Der Gesamtverband der Versicherer hat neue Regionalklassen für Kfz-Haftpflichtversicherungen festgelegt – mit Folgen für mehr als zehn Millionen Autofahrende. In Hessen und NRW steigen die Beiträge besonders häufig. Offenbach hat die bundesweit schlechteste Schadenbilanz, Elbe-Elster die beste. Was das für Ihre Versicherung bedeutet – ein Überblick.

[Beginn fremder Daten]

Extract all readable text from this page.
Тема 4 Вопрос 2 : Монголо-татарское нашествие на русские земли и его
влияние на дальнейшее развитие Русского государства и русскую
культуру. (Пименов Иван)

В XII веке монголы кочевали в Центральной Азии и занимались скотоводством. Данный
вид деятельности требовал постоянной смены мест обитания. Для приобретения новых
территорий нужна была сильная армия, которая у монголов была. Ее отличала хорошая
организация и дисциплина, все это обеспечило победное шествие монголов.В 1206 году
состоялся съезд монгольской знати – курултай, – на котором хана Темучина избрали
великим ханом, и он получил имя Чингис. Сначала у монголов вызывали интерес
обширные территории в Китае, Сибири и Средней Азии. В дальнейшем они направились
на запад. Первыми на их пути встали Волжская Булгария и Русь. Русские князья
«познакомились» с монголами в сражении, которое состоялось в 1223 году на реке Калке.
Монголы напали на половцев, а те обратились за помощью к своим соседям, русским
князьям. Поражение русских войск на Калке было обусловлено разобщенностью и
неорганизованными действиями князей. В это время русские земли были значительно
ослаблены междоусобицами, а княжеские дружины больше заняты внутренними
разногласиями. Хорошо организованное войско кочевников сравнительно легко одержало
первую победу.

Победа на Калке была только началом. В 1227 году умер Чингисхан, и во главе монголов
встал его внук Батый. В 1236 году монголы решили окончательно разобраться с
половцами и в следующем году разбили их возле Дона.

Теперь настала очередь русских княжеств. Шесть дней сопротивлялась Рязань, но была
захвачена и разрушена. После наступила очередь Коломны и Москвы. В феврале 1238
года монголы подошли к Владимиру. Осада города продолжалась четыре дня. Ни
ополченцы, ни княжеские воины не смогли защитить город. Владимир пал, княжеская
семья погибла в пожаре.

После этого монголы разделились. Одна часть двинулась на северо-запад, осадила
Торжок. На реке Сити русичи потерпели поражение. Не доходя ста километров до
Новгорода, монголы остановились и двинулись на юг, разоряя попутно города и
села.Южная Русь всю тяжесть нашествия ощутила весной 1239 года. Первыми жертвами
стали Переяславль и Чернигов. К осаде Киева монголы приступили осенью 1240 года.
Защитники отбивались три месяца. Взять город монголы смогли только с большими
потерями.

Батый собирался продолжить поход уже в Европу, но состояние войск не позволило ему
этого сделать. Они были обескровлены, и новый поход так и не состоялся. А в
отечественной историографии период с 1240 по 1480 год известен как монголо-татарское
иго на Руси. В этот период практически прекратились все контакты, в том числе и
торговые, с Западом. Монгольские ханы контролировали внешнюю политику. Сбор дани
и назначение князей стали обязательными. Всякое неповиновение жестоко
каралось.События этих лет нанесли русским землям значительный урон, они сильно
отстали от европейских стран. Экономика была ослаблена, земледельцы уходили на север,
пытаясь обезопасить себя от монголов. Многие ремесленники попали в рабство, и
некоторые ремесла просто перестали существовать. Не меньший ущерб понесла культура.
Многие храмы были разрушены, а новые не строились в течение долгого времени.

Berlin/Ludwigsburg. Millionen Autofahrerinnen und Autofahrer in Deutschland müssen sich auf Änderungen bei ihrer Kfz-Haftpflichtversicherung einstellen. Wie der Gesamtverband der Deutschen Versicherungswirtschaft (GDV) am Donnerstag mitteilte, ändern sich in diesem Jahr die Regionalklassen in 99 von 413 Zulassungsbezirken – mit direkten Auswirkungen auf die Versicherungsbeiträge. Für rund 5 Millionen Versicherte steigen die Beiträge, für etwa 5,3 Millionen wird es günstiger.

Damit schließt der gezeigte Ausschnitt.